Uma prisão, em expiação dolorosa, para os que resgatam débitos relacionados com crimes cometidos em existências anteriores.

Uma escola para os que já compreendem que a vida não é simples acidente biológico, nem a existência humana uma simples jornada recreativa. Mas não é o nosso lar. Este está no plano espiritual, onde poderemos viver em plenitude, sem limitações impostas pelo corpo carnal.

Compreensível, pois, que nos preparemos, superando temores e dúvidas, inquietações e enganos, a fim de que, ao chegar a nossa hora, estejamos habilitados a um retorno equilibrado e feliz.

O primeiro passo é o de tirar da morte o aspecto fúnebre, mórbido, temível, sobrenatural... Há condicionamentos milenares nesse sentido.

Existem pessoas que simplesmente se recusam a conceber o falecimento de um familiar ou o seu próprio.

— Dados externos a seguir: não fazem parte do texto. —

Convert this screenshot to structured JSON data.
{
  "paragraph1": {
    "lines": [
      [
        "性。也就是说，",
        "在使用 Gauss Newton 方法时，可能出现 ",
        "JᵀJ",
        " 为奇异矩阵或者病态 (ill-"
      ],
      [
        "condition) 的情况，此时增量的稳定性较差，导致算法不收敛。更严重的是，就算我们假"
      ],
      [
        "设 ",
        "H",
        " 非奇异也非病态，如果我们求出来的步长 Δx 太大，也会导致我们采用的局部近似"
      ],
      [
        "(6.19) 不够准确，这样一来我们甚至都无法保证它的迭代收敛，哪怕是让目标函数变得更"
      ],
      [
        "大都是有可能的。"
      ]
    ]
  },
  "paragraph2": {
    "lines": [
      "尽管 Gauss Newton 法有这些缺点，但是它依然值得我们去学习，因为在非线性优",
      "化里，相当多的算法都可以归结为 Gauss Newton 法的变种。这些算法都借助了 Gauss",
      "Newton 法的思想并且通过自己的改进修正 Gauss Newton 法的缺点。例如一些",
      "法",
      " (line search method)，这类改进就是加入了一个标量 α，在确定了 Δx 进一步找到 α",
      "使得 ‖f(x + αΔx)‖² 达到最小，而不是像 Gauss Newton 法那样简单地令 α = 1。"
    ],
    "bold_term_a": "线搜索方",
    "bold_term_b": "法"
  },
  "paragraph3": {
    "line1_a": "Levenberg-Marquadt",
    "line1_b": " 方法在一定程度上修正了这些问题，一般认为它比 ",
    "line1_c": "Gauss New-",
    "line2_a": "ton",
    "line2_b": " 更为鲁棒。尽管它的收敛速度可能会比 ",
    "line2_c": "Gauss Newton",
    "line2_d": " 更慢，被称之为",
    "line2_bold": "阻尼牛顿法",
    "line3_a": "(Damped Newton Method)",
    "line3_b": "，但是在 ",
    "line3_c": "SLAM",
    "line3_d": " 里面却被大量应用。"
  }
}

Transferem o assunto para um futuro remoto. Por isso se desajustam quando chega o tempo da separação.

Onde está, ó morte, o teu aguilhão? - pergunta o Apóstolo Paulo, a demonstrar que a fé raciocinada supera os temores e angústias da grande transição, dando-nos a compreensão de que o fenômeno chamado morte nada mais é do que o passaporte para a verdadeira vida.

O Espiritismo, se estudado, nos proporciona uma fé inabalável. O conhecimento de tudo o que nos espera, e a disposição de lutarmos para que nos espere o melhor.

*   *   *

Um dos maiores motivos de sofrimento no além túmulo, é o apego aos bens terrenos.

Muitas pessoas não aceitam as normas estabelecidas pela aduana do túmulo, que não nos permite levar os bens materiais no momento em que passamos para o outro lado.

Isso demonstra que tais pessoas ainda não entenderam que os bens materiais nos são emprestados por Deus como meio de progresso, e que os teremos que devolver, mais cedo ou mais tarde.



É importante que reflitamos sobre isso, não nos deixando possuir pelos bens dos quais somos apenas usufrutuários.

Um dos motivos de sofrimento dos que ficam, é o fato de não terem se dedicado o quanto deviam àqueles dos quais se despedem.

Por isso, convém que, enquanto estamos a caminho, façamos o melhor que pudermos aos nossos afetos, para que o remorso não nos dilacere a alma depois.